I'm working in a project using the library Networkx ( for graph management ) in Python, and I been having trouble trying to implement what I need
I have a collection of directed graphs, holding special objects as nodes and weights associated with the edges, the thing is I need to go through the graph from output nodes to input nodes. and for each node I have to take the weights from their predecessors and an operation calculated by that predecessor node to build the operation form my output node. But the problem is that the operations of the predecessors may depend from their own predecessors, and so on, so I'm wondering how I can solve this problem.
So far I have try the next, lets say I have a list of my output nodes and I can go through the predecessors using the methods of the Networkx library:
# graph is the object containig my directe graph
for node in outputNodes:
activate_predecessors(node , graph)
# ...and a function to activate the predecessors ..

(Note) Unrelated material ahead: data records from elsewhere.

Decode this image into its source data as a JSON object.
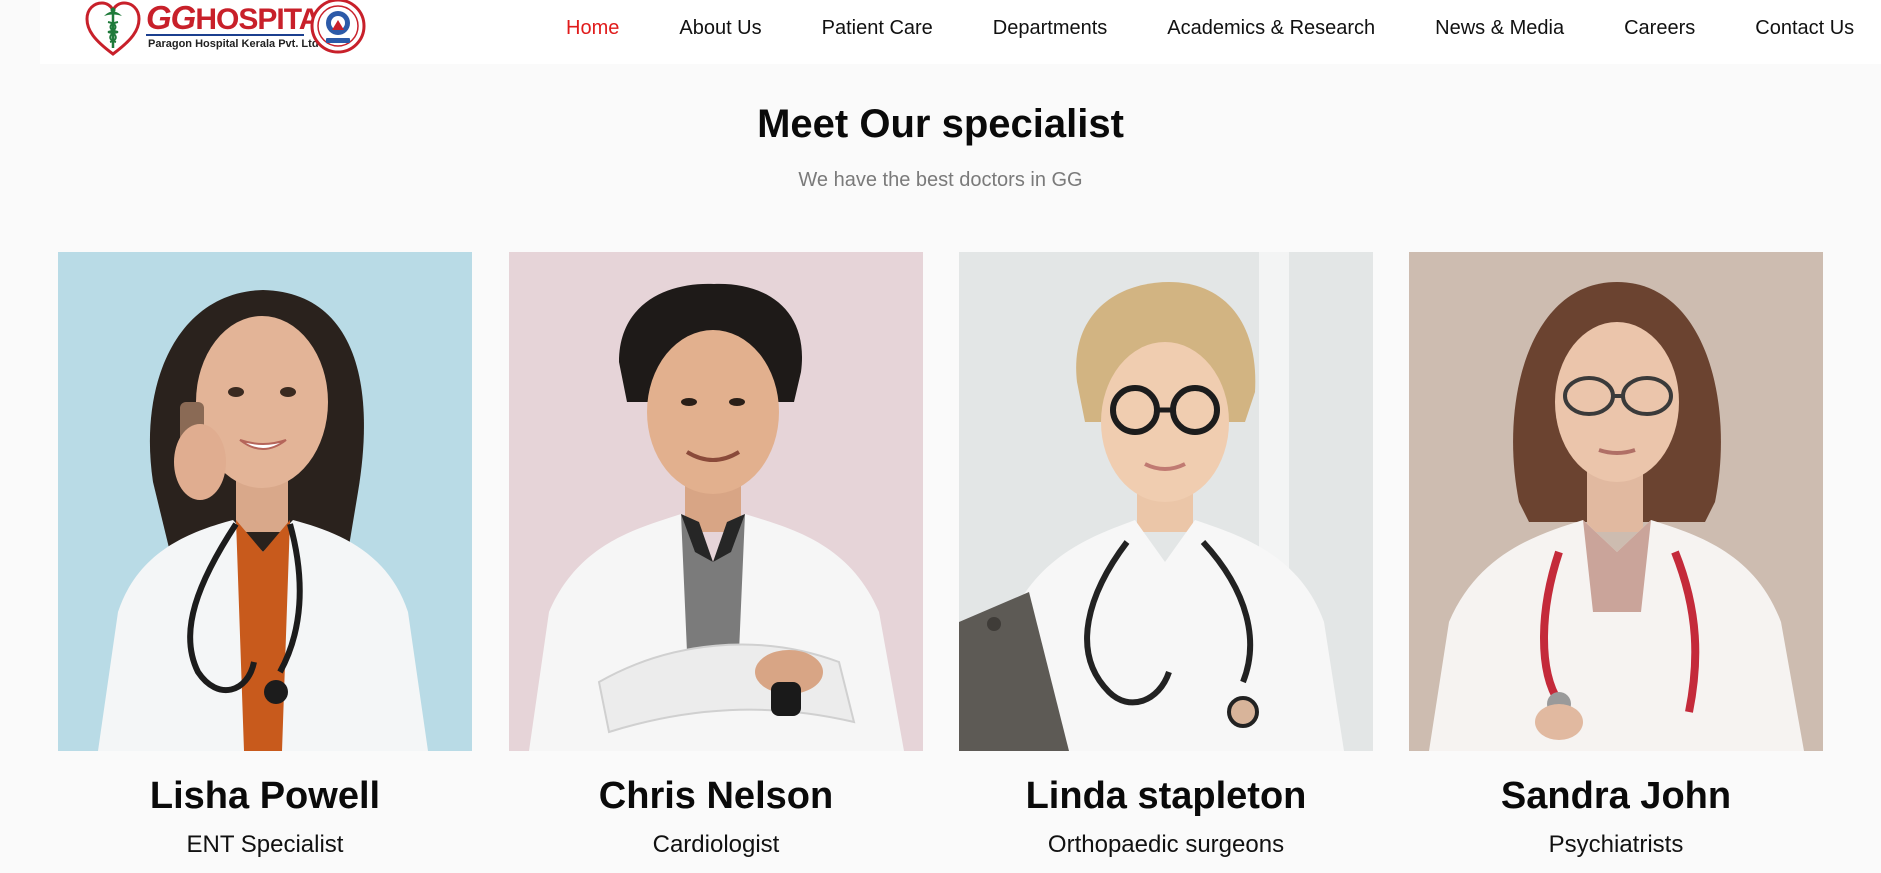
{
  "header": {
    "logo": {
      "title_gg": "GG",
      "title_rest": "HOSPITAL",
      "subtitle": "Paragon Hospital Kerala Pvt. Ltd"
    },
    "nav": [
      {
        "label": "Home",
        "active": true
      },
      {
        "label": "About Us"
      },
      {
        "label": "Patient Care"
      },
      {
        "label": "Departments"
      },
      {
        "label": "Academics & Research"
      },
      {
        "label": "News & Media"
      },
      {
        "label": "Careers"
      },
      {
        "label": "Contact Us"
      }
    ],
    "active_color": "#e01b1b"
  },
  "section": {
    "title": "Meet Our specialist",
    "subtitle": "We have the best doctors in GG"
  },
  "doctors": [
    {
      "name": "Lisha Powell",
      "role": "ENT Specialist"
    },
    {
      "name": "Chris Nelson",
      "role": "Cardiologist"
    },
    {
      "name": "Linda stapleton",
      "role": "Orthopaedic surgeons"
    },
    {
      "name": "Sandra John",
      "role": "Psychiatrists"
    }
  ]
}
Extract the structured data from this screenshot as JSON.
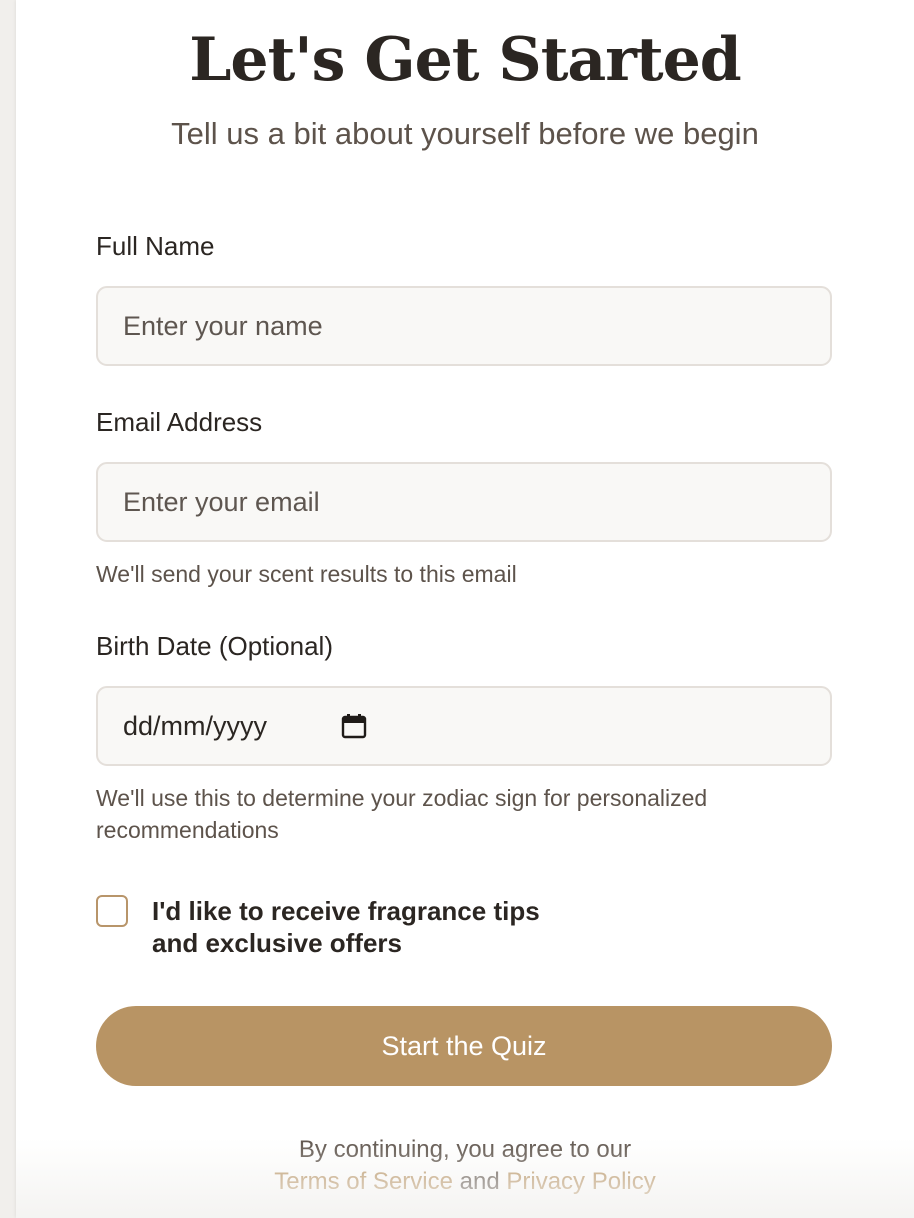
{
  "header": {
    "title": "Let's Get Started",
    "subtitle": "Tell us a bit about yourself before we begin"
  },
  "form": {
    "name": {
      "label": "Full Name",
      "placeholder": "Enter your name",
      "value": ""
    },
    "email": {
      "label": "Email Address",
      "placeholder": "Enter your email",
      "value": "",
      "hint": "We'll send your scent results to this email"
    },
    "birthdate": {
      "label": "Birth Date (Optional)",
      "placeholder": "dd/mm/yyyy",
      "icon": "calendar-icon",
      "hint": "We'll use this to determine your zodiac sign for personalized recommendations"
    },
    "opt_in": {
      "label": "I'd like to receive fragrance tips and exclusive offers",
      "checked": false
    },
    "submit_label": "Start the Quiz"
  },
  "legal": {
    "prefix": "By continuing, you agree to our",
    "terms": "Terms of Service",
    "and": "and",
    "privacy": "Privacy Policy"
  },
  "colors": {
    "accent": "#b89464",
    "text": "#2b2622",
    "muted": "#5d534b",
    "field_bg": "#f9f8f6",
    "field_border": "#e4dfda"
  }
}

def activate_predecessors( node = None , graph ):
ws = [] # a list for the weight
res = [] # a list for the response from the predecessor
for pred in graph.predecessors( node ):
# get the weights
ws.append( graph[pred][node]['weight'] )
activate_predecessors( pred , graph )
res.append( pred.getResp() ) # append the response from my predecessor node to a list, but this response depend on their own predecessors, so i call this function over the current predecessor in a recursive way
# after I have the two lists ( weights and the response the node should calculate a reduce operation
# do after turning those lists into numpy arrays...
node.response = np.sum( ws*res )
This code seems to work... I tried it on in some random many times, but in many occasions it gives a maximum recursion depth exceeded so I need to rewrite it in a more stable ( and possibly iterative ) way in order to avoid maximum recursion. but I'm running out of ideas to handle this..
the library has some searching algorithms (Depth first search) but after I don't know how it could help me to solve this.
I also try to put some flags on the nodes to know if it had been already activated but I keep getting the same error.
Edit: I forgot, the input nodes have a defined response value so they don't need to do calculations.
your code may contain an infinite recursion if there is a cycle between two nodes. for example:
import networkx as nx
G = nx.DiGraph()
G.add_edges_from([(1,2), (2,1)])
def activate_nodes(g, node):
for pred in g.predecessors(node):
activate_nodes(g, pred)
activate_nodes(G, 1)
RuntimeError: maximum recursion depth exceeded
if you have possible cycles on one of the graphs you better mark each node as visited or change the edges on the graph to have no cycles.
assuming you do not have cycles on your graphs here is an example of how to implement the algorithm iteratively:
import networkx as nx
G = nx.DiGraph()
G.add_nodes_from([1,2,3])
G.add_edges_from([(2, 1), (3, 1), (2, 3)])
G.node[1]['weight'] = 1
G.node[2]['weight'] = 2
G.node[3]['weight'] = 3
def activate_node(g, start_node):
stack = [start_node]
ws = []
while stack:
node = stack.pop()
preds = g.predecessors(node)
stack += preds
print('%s -> %s' % (node, preds))
for pred in preds:
ws.append(g.node[pred]['weight'])
print('weights: %r' % ws)
return sum(ws)
print('total sum %d' % activate_node(G, 1))
this code prints:
1 -> [2, 3]
3 -> [2]
2 -> []
2 -> []
weights: [2, 3, 2]
total sum 7
Note
you can reverse the direction of the directed graph using DiGraph.reverse()
if you need to use DFS or something else you can reverse the graph to get the predecessor as just the directly connected neighbours of that node. Using this, algorithms like DFS might be easier to use.